Esto es exactamente para lo que Unleash the Power Within pensados estos cuatro días en Unleash the Power Within »: no es otro marco más que añadir a la pila, sino un reinicio en vivo e inmersivo del estado y la identidad que todas las estrategias que ya has desarrollado están esperando para ponerse en marcha. Las estrategias que Tony enseña en UPW las mismas que utilizan las personas más exitosas del mundo, y solo funcionan cuando quien las aplica ha cambiado el estado desde el que las pone en práctica. Si ya has hecho el trabajo estratégico y sigues sintiendo ese techo, Unleash the Power Within UPW) Europa es el lugar donde se aborda directamente ese techo.
Lo que requiere un auténtico coaching empresarial
El coaching empresarial de verdad, ese que no se estanca al cuarto mes, requiere que tres cosas funcionen juntas, no de forma secuencial, sino de manera continua.
Lo primero es lo primero. Hay que analizar con sinceridad la fisiología, la concentración y la mentalidad antes de desarrollar cualquier nueva estrategia sobre esa base.

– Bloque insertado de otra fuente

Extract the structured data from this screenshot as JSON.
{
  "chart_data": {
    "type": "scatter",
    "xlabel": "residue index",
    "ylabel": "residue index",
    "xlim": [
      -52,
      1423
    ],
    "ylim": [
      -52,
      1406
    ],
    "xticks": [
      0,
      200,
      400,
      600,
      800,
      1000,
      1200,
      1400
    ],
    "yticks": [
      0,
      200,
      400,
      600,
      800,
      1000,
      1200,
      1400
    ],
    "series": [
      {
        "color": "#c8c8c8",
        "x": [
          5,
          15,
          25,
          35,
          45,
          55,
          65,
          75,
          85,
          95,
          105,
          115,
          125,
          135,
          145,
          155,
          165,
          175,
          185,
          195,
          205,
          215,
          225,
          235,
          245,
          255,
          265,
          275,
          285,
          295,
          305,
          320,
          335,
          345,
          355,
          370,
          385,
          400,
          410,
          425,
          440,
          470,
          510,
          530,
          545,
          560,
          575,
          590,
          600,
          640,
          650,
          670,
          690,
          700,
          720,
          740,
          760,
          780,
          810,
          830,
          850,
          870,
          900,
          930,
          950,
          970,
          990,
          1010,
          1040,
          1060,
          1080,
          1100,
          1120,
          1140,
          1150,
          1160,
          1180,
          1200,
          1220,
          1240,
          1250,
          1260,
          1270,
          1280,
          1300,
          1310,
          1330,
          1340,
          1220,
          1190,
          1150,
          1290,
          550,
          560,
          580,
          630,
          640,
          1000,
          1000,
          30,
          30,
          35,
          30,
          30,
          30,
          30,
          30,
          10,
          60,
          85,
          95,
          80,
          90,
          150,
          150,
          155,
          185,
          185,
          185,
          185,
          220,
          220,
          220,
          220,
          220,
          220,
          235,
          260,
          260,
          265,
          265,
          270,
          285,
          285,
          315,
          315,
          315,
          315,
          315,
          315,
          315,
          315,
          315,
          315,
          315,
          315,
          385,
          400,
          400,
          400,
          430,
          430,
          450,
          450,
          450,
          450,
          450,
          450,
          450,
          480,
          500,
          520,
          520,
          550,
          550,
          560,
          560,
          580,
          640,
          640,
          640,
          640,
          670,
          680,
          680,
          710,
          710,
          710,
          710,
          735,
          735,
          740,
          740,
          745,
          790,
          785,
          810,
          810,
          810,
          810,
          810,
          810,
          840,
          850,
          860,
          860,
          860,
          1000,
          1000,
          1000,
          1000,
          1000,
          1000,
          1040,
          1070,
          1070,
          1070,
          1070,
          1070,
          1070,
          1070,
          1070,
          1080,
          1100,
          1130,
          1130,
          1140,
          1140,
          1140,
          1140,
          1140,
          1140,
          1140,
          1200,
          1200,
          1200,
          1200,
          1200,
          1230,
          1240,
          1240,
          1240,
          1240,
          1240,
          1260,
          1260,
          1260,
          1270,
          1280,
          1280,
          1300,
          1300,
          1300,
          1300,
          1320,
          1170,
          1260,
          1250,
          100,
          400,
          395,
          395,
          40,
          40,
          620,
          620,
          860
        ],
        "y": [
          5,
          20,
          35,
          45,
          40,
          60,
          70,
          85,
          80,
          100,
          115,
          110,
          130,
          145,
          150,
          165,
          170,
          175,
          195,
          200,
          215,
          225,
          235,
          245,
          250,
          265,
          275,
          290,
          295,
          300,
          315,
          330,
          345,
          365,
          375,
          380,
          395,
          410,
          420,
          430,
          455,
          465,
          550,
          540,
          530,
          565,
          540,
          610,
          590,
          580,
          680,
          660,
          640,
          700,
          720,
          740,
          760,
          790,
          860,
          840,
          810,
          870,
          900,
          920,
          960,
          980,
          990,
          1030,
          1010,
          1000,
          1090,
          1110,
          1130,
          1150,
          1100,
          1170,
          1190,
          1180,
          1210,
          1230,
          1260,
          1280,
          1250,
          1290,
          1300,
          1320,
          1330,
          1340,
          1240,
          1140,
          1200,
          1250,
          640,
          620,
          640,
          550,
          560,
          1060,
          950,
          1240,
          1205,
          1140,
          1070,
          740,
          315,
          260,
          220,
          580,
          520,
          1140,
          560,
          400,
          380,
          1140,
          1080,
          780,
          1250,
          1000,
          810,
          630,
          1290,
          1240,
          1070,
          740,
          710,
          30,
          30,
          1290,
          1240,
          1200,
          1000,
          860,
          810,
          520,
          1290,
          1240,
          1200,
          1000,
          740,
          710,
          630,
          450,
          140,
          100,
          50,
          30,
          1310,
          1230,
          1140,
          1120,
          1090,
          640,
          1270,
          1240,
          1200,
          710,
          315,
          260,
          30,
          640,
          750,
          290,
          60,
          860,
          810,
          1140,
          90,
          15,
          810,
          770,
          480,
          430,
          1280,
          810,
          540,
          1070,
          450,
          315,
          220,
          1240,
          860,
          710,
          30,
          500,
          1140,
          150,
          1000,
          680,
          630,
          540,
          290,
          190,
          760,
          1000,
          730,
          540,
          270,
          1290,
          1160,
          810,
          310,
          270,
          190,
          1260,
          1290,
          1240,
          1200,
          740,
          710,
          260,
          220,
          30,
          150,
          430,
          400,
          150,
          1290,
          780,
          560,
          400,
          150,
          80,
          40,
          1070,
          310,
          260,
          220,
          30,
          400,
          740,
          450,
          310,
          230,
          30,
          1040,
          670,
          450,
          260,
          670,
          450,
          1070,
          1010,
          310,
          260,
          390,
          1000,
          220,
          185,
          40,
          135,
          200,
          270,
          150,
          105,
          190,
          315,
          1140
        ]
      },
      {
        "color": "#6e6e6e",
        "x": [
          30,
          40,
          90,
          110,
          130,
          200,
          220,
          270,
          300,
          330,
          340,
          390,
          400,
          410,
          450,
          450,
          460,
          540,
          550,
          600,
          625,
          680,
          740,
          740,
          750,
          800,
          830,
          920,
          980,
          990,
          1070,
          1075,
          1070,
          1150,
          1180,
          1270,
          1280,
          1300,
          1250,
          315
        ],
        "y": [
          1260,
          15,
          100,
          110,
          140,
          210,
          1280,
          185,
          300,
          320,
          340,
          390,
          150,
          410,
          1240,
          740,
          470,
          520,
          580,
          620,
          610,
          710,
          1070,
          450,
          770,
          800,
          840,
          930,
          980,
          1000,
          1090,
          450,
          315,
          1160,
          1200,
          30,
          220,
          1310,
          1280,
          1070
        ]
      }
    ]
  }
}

Una estrategia que parte de ese estado. Marcos como RPM OPA que convierten un estado bien definido en una acción concreta y medible, en lugar de una intención vaga.
Las decisiones que se toman hoy. Tony dice que son las decisiones las que marcan el destino, no las intenciones ni los objetivos. Un líder que haya hecho el trabajo previo y cuente con el marco adecuado aún tiene que tomar la decisión el día en que realmente importa, no el día en que resulte más cómodo.
Si te falta alguno de estos elementos, el coaching vuelve a ser eso que se estanca. Son estos tres elementos juntos los que marcan la diferencia entre un coach empresarial que se limita a gestionar tu agenda y uno que cambia lo que eres capaz de construir.
¿Por qué algunos líderes acaban superando a su coach empresarial?
Los líderes dejan de necesitar a un coach empresarial cuando el coaching se queda estancado en el nivel de la estrategia y la rendición de cuentas, mientras que la verdadera limitación del líder se ha desplazado hacia la identidad y el estado de ánimo. Un coach que solo esté formado en marcos de trabajo y en cómo fijar objetivos seguirá ofreciendo variaciones de las mismas herramientas, y un líder que ya haya asimilado esas herramientas a nivel intelectual seguirá sintiéndose estancado a pesar de hacer todo lo que se le pide.
En qué situación te deja esto
No has llegado hasta aquí por casualidad, y tampoco superarás este límite por casualidad. El plan que tienes ahora mismo sobre la mesa probablemente esté bien. Lo que hay que cambiar no está sobre la mesa. Está en ti, y puedes cambiarlo empezando por una decisión que tomes hoy mismo.
Elige esa decisión que has estado posponiendo con la excusa de que «todavía lo estás pensando». Tómala antes de que acabe el día. No porque la estrategia se haya aclarado de repente, sino porque el estado de ánimo con el que la tomas sí que se ha aclarado.